2023年9月1日(金) 14:10 〜 15:01 RY303 (良心館3階RY303番教室)

座長:笹生 心太(東京女子体育大学)

14:10 〜 14:35

[02社-口-06] 中学生年代における柔道人口の減少について

日本中学校体育連盟の加盟数に着目して

*星野 映1、田村 昌大2、増地 克之3、石井 孝法4、山本 幸紀5 (1. 早稲田大学、2. 帝京科学大学、3. 筑波大学、4. 了徳寺大学、5. 法政大学)

近年多くのスポーツで、少子化などを要因とみる若年層の競技人口減少が問題化している。とりわけ柔道では、他のスポーツと比べて中高生年代の人口減少が顕著であるとされる。
 実際、全日本柔道連盟(以下、「全柔連」とする)の登録者数は2004年度から2022年度の間に8万人近く減少しているが、そのうち最も減少数が多かったのが「中学生」カテゴリの登録者数である。全柔連登録者の「中学生」の数は、2004年度に48,485人だったが、2022年度には26,799人と2万人以上減少している。
 この全柔連登録者数の「中学生」の推移は、日本中学校体育連盟(以下、「中体連」とする)の柔道加盟生徒数の減少推移と概ね比例してきた。町道場やクラブなどの活動場所も存在する柔道でさえ、日本の多くのスポーツと同様に、学校の部活動が普及の中心を担ってきたといえる。部活動改革によって学校外へと活動の場を移すことが推進されるなか、中学生の柔道人口に着目することは大きな意義があると考える。
 これまで柔道人口の減少が議論される際には、講道館の入門者数や全柔連登録者数などがデータとして用いられてきた。

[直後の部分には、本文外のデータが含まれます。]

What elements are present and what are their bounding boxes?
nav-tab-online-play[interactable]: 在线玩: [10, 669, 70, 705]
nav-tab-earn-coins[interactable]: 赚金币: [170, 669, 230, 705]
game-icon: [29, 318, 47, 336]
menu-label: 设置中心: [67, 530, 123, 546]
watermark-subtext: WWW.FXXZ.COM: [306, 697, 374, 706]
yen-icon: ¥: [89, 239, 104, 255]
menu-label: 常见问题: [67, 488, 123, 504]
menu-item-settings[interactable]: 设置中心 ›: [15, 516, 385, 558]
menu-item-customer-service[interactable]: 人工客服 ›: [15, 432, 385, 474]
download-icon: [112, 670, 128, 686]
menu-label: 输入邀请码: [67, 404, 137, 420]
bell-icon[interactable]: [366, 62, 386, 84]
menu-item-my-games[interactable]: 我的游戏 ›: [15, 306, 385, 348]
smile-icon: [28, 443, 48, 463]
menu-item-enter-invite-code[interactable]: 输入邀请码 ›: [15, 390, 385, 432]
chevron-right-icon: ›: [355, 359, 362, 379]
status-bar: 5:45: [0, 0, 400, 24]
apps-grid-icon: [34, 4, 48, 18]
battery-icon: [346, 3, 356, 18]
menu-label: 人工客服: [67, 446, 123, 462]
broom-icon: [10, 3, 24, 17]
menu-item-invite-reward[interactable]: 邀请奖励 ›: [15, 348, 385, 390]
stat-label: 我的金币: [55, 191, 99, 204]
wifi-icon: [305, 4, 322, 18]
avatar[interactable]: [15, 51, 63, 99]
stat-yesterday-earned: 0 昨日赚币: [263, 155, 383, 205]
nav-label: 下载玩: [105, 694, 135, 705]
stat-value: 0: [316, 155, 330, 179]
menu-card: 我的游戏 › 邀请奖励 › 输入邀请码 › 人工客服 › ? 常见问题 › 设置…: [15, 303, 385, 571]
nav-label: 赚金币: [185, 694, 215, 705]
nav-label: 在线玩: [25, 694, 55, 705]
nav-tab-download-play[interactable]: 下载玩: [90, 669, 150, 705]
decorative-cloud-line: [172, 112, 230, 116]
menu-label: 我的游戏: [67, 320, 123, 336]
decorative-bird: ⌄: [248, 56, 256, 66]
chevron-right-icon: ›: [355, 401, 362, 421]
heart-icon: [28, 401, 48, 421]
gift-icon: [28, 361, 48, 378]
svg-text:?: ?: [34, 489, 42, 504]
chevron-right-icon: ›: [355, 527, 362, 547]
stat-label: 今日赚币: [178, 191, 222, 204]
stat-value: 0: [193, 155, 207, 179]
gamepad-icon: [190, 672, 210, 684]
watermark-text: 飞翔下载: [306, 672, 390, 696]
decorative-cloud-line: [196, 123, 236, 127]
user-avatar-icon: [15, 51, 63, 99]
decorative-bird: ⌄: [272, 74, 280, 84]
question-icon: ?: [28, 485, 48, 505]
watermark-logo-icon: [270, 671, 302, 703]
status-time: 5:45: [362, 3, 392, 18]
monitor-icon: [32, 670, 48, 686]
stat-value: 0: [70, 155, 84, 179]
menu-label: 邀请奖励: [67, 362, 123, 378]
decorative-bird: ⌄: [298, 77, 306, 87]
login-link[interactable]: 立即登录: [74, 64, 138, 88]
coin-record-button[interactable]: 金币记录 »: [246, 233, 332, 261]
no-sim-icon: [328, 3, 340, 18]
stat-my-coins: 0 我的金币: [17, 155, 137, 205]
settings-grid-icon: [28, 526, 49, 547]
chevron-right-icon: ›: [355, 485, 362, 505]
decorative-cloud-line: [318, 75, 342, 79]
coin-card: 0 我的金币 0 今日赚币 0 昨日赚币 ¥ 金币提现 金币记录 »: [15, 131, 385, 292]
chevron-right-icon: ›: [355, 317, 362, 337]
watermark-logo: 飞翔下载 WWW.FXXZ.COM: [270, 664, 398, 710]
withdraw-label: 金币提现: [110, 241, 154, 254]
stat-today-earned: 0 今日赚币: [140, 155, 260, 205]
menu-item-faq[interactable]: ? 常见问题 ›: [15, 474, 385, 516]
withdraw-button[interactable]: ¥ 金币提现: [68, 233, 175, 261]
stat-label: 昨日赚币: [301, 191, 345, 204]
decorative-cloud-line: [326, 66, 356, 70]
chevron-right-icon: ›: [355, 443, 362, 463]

また、柔道人口の減少傾向については、少子化による若年層の減少や教員採用数の減少に伴う専門指導者の不足、あるいは「イメージの低下による柔道離れ」など、柔道固有の問題に求められてきた。
 しかしながら、多様なスポーツがあるなかで学校がどの運動部を設置するか、複数の運動部のなかで生徒がどの部に入るかという選択は、単一のスポーツに内在する要素だけでは説明できないだろう。つまり、柔道部員の減少を考える際に、柔道のみの条件や数値だけでは十分に明らかにできないと考える。
 そこで本発表では、2001年度から2022年度の中体連の加盟生徒数・加盟校数に着目しながら、他競技との比較も交えたうえで中学生の柔道人口がいかにして減少してきたのかについて検討する。